Fortunately, there are lenders who specialize in mortgages for self-employed income, Uber income and ridesharing income.
As a home buyer, you should also remember that there are different types of lenders in the market offering mortgages. A few popular types of lenders are:
- Prime Lenders / Direct Lenders – Banks
- Sub Prime Lenders / B Lending
- Non-Bank Lenders
- Private Lenders / Hard Money Lenders
With these different mortgage lenders in the market, you can always get approved for a mortgage with Uber income. However, you will have to absorb additional costs. These additional costs can be up front fees, registration fees and higher interest costs.
These second tier lenders will often consider your recent income from Uber. They don’t need to see two full years of income verification. By offering a lower barrier to entry into the mortgage market, these alternative lenders may charge a higher interest or require a larger down payment. However, the bottom line is that as a Uber driver, you can get a mortgage and buy a house.
Popularity of Uber Income with Canadian Lenders
According to Money Sense, there are 90,000 Canadians driving for Uber. With the rising popularity of this income stream, more mortgage applications now include Uber income.
However, given the instability of this income source – most lenders will be reluctant to consider this as T4 income. After all, only 0.2394% of Canadians are Uber drivers. If we take into consideration all types of ridesharing income and food delivery incomes, this may bump us up to 1% of the population.
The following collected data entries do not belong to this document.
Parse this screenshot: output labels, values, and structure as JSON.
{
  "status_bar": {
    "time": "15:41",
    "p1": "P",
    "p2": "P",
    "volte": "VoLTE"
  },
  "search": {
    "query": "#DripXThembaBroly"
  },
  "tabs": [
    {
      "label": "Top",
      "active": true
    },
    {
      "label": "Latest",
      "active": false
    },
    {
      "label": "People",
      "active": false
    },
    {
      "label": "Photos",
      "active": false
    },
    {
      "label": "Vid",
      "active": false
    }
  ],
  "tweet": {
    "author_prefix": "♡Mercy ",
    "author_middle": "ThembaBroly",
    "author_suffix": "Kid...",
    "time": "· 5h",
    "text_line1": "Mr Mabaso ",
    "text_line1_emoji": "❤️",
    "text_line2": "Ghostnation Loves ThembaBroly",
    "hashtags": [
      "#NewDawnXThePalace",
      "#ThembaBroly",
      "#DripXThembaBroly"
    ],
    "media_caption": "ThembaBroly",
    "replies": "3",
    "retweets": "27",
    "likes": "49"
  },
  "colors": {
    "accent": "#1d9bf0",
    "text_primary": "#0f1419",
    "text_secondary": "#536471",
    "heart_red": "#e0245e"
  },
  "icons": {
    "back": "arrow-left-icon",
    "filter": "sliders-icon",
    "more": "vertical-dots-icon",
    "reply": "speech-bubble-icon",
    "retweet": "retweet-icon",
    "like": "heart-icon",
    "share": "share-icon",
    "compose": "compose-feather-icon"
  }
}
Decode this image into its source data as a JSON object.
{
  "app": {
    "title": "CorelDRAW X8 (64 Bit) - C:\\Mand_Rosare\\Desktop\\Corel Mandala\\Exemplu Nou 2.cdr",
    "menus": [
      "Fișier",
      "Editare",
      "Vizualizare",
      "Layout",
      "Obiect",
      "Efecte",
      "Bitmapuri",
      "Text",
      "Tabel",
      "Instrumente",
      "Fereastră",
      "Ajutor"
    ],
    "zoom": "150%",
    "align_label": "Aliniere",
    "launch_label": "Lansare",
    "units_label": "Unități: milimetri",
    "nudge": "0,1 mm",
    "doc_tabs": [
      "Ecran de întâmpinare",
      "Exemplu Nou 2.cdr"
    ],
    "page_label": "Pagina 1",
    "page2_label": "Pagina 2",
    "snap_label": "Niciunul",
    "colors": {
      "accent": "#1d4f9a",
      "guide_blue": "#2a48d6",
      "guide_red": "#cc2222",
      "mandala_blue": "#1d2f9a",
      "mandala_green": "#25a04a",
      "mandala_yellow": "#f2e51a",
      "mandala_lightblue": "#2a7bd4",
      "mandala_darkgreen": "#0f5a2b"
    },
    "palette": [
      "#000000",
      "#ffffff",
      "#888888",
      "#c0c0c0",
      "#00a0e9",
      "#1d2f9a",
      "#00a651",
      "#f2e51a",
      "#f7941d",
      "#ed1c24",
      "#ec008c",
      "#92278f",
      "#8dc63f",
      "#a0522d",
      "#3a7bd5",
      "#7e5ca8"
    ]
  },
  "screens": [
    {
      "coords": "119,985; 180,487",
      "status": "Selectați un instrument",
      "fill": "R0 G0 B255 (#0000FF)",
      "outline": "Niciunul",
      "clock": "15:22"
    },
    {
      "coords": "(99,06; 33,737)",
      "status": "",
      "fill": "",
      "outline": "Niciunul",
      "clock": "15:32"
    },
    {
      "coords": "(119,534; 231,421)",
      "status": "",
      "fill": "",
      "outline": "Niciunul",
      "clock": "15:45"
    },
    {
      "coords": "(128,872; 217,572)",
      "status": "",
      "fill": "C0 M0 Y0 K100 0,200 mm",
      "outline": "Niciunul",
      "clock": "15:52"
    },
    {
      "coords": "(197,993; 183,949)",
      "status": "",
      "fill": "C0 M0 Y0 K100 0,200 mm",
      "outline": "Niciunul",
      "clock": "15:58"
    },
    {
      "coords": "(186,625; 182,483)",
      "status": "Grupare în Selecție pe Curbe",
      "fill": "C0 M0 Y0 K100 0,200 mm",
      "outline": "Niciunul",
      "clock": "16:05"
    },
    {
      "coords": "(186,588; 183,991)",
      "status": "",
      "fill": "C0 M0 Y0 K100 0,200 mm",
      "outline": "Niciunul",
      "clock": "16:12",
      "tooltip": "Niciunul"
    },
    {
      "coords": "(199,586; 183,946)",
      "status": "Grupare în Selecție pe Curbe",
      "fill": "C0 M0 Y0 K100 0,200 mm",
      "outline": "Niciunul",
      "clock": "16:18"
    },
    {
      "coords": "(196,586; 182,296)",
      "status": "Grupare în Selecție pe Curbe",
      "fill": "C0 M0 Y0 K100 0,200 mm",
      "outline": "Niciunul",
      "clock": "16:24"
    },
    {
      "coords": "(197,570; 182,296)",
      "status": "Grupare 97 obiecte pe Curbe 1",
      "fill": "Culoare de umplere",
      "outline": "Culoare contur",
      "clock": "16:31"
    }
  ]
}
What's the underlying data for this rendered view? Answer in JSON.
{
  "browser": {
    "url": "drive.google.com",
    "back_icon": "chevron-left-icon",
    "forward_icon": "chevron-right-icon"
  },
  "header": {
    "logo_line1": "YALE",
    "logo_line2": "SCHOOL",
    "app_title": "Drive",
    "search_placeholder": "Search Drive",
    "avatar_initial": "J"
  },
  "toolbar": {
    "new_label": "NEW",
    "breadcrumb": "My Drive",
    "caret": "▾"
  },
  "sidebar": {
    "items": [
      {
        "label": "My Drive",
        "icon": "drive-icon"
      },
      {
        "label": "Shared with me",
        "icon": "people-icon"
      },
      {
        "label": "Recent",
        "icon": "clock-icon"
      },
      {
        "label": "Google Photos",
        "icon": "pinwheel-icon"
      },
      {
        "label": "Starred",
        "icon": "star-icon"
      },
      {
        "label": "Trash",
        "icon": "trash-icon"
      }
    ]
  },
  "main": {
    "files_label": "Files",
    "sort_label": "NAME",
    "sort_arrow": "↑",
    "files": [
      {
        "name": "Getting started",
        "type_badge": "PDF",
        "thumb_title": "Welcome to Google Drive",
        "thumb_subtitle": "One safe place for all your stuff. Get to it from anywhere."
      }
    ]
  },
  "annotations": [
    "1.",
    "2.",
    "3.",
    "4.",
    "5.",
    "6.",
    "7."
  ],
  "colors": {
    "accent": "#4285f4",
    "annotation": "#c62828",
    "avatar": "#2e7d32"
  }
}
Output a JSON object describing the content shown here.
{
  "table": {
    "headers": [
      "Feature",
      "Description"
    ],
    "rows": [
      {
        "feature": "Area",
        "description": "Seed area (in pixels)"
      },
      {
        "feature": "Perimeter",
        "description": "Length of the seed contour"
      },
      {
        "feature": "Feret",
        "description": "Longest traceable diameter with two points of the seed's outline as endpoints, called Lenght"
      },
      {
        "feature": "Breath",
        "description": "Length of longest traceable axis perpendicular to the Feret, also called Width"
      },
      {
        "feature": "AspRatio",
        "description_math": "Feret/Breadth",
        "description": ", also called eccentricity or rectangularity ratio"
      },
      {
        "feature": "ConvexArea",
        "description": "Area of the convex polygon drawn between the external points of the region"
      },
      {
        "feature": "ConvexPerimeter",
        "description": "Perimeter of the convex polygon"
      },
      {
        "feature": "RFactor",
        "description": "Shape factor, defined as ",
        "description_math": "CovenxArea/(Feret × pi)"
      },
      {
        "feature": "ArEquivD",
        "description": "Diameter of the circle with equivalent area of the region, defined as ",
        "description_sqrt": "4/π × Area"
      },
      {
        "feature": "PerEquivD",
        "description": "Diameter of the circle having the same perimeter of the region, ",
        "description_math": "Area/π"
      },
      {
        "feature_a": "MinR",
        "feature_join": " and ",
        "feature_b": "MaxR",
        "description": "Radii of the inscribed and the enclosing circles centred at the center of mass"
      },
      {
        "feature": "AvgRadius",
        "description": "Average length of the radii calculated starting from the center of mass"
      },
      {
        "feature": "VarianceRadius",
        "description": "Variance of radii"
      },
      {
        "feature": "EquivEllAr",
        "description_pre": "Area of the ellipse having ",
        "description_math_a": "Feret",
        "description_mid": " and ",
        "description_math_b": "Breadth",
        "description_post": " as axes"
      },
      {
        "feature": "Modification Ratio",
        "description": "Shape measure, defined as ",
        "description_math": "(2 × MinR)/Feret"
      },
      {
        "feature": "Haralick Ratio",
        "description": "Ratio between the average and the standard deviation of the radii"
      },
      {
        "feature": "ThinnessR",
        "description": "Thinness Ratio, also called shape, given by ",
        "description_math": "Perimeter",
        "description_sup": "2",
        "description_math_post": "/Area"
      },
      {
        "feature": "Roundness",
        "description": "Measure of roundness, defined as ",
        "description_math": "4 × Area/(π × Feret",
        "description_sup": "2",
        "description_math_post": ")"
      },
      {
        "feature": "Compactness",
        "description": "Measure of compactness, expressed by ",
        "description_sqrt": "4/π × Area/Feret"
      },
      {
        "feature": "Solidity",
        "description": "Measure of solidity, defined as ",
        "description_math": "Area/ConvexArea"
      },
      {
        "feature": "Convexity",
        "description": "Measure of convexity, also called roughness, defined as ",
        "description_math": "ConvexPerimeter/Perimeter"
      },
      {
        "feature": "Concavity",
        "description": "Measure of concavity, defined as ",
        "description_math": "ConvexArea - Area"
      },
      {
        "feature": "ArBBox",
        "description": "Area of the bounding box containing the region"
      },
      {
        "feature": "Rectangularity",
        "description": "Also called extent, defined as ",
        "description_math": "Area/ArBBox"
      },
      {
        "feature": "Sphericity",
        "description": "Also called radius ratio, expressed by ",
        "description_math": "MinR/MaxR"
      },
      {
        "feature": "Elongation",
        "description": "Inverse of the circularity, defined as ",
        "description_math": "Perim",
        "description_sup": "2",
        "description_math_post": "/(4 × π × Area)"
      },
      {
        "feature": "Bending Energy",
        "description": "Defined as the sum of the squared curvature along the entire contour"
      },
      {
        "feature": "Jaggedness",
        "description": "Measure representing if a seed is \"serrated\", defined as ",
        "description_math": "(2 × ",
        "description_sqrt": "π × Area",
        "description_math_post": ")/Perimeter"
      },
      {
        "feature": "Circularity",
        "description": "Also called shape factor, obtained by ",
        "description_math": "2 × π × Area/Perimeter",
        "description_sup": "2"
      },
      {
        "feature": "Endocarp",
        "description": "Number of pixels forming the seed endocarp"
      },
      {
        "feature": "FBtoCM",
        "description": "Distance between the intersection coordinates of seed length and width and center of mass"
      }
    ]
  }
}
There are mortgage brokers who specialize in different areas of the lending market. Find a broker who works with self-employed people. They will be able to direct your mortgage application to lenders who are more favorable towards applicants with T2125 income. Hopefully in the future, it’s easier to use Uber income to buy a house in Canada.
If you’re buying a new build home from the builder, find out when you start paying for a new construction home. You can use your Uber income for home loan, and only start paying when you close on the home.
If you’re currently working for Uber as a driver or a food delivery driver, you need to decide how much income you wish to add annually to show for your mortgage. Once this is done, you need to work at it for two years and remain as consistent as possible. If your second year income is greater than the first – it shows your lender that it’s a serious source of income for you.